Examining the Feasibility of Detailed Decomposition of Radiative Flux Anomalies to Cloud Changes

This presentation will explore the degree to which radiative flux anomalies in the last two decades seen by CERES can be interpreted as the result of changes in particular cloud types. A study of this kind is potentially enabled by the new CERES FlxByCldTyp (FBCT) product which provides combined Terra and Aqua daytime 1°-regional gridded daily and monthly top-of-the-atmosphere radiative fluxes and associated MODIS-derived cloud properties stratified by Cloud Top Pressure (CTP) and Cloud Optical Thickness (TAU), i.e., arrays of cloud properties and radiative fluxes resolved in CTP-TAU bins.
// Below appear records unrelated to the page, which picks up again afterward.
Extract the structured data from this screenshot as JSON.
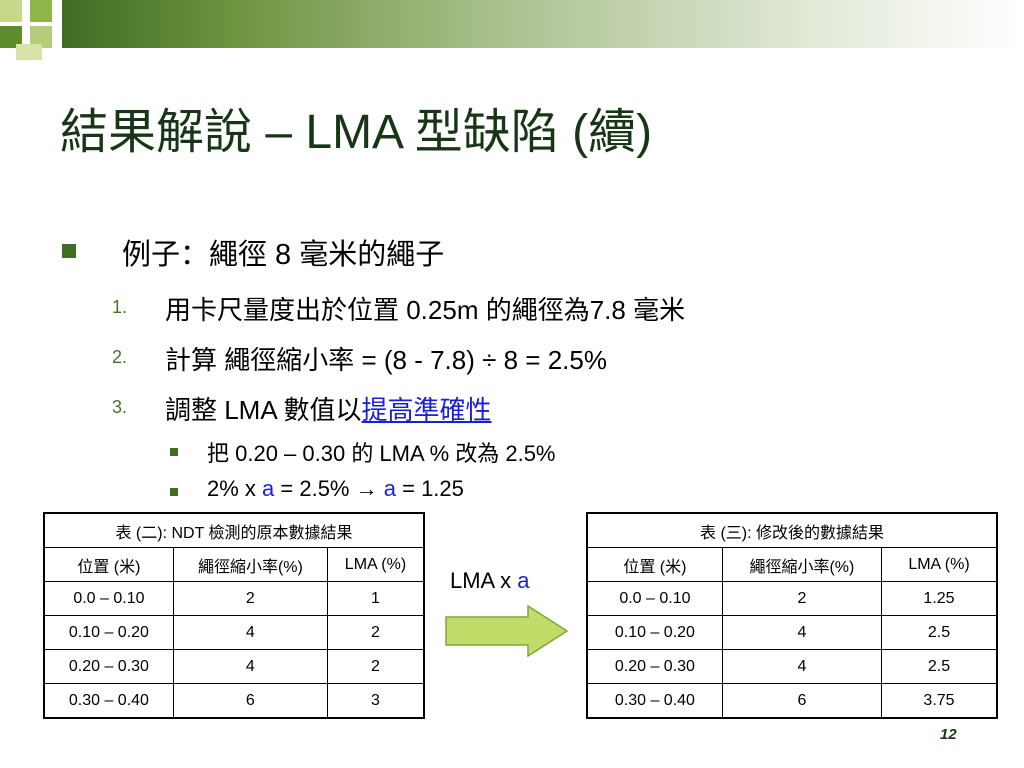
{
  "title": "結果解說 – LMA 型缺陷 (續)",
  "bullet": "例子：繩徑 8 毫米的繩子",
  "numbered": [
    {
      "marker": "1.",
      "text": "用卡尺量度出於位置 0.25m 的繩徑為7.8 毫米"
    },
    {
      "marker": "2.",
      "text": "計算 繩徑縮小率 = (8 - 7.8) ÷ 8 = 2.5%"
    },
    {
      "marker": "3.",
      "prefix": "調整 LMA 數值以",
      "link": "提高準確性"
    }
  ],
  "sub_bullets": {
    "first": "把 0.20 – 0.30 的 LMA % 改為 2.5%",
    "second_a": "2% x ",
    "var_a": "a",
    "second_b": " = 2.5% ",
    "arrow_symbol": "→",
    "second_c": " = 1.25"
  },
  "table1": {
    "caption": "表 (二): NDT 檢測的原本數據結果",
    "headers": [
      "位置 (米)",
      "繩徑縮小率(%)",
      "LMA (%)"
    ],
    "rows": [
      [
        "0.0 – 0.10",
        "2",
        "1"
      ],
      [
        "0.10 – 0.20",
        "4",
        "2"
      ],
      [
        "0.20 – 0.30",
        "4",
        "2"
      ],
      [
        "0.30 – 0.40",
        "6",
        "3"
      ]
    ]
  },
  "table2": {
    "caption": "表 (三): 修改後的數據結果",
    "headers": [
      "位置 (米)",
      "繩徑縮小率(%)",
      "LMA (%)"
    ],
    "rows": [
      [
        "0.0 – 0.10",
        "2",
        "1.25"
      ],
      [
        "0.10 – 0.20",
        "4",
        "2.5"
      ],
      [
        "0.20 – 0.30",
        "4",
        "2.5"
      ],
      [
        "0.30 – 0.40",
        "6",
        "3.75"
      ]
    ]
  },
  "lma_label": {
    "prefix": "LMA x ",
    "var": "a"
  },
  "page_number": "12",
  "colors": {
    "title": "#173616",
    "accent": "#3f6d22",
    "link": "#1a1fd6",
    "arrow_fill": "#c2dc6a"
  }
}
It has been shown (Sun et al. 2022) that the FBCT time series of global flux anomalies tracks closely its SSF1deg and EBAF counterparts, indicating that these three products provide fluxes of consistent stability for interannual variability studies. We are thus in position to examine whether CERES regional or global radiative fluxes anomalies and trends are driven by changes in certain elements of FBCT flux arrays corresponding to particular cloud types. Anomalies in flux array elements will in turn be investigated in terms of cloud property variations within the CTP-TAU bins where the biggest flux anomalies are encountered. We will essentially seek to obtain the relative contributions to the anomalies of binned all-sky fluxes of changes in cloud fraction within cloud types and of changes in their overcast fluxes modulated by other cloud properties. Such an analysis holds great promise of unveiling the root causes of cloud-driven changes in the planetary radiation budget of the last two decades.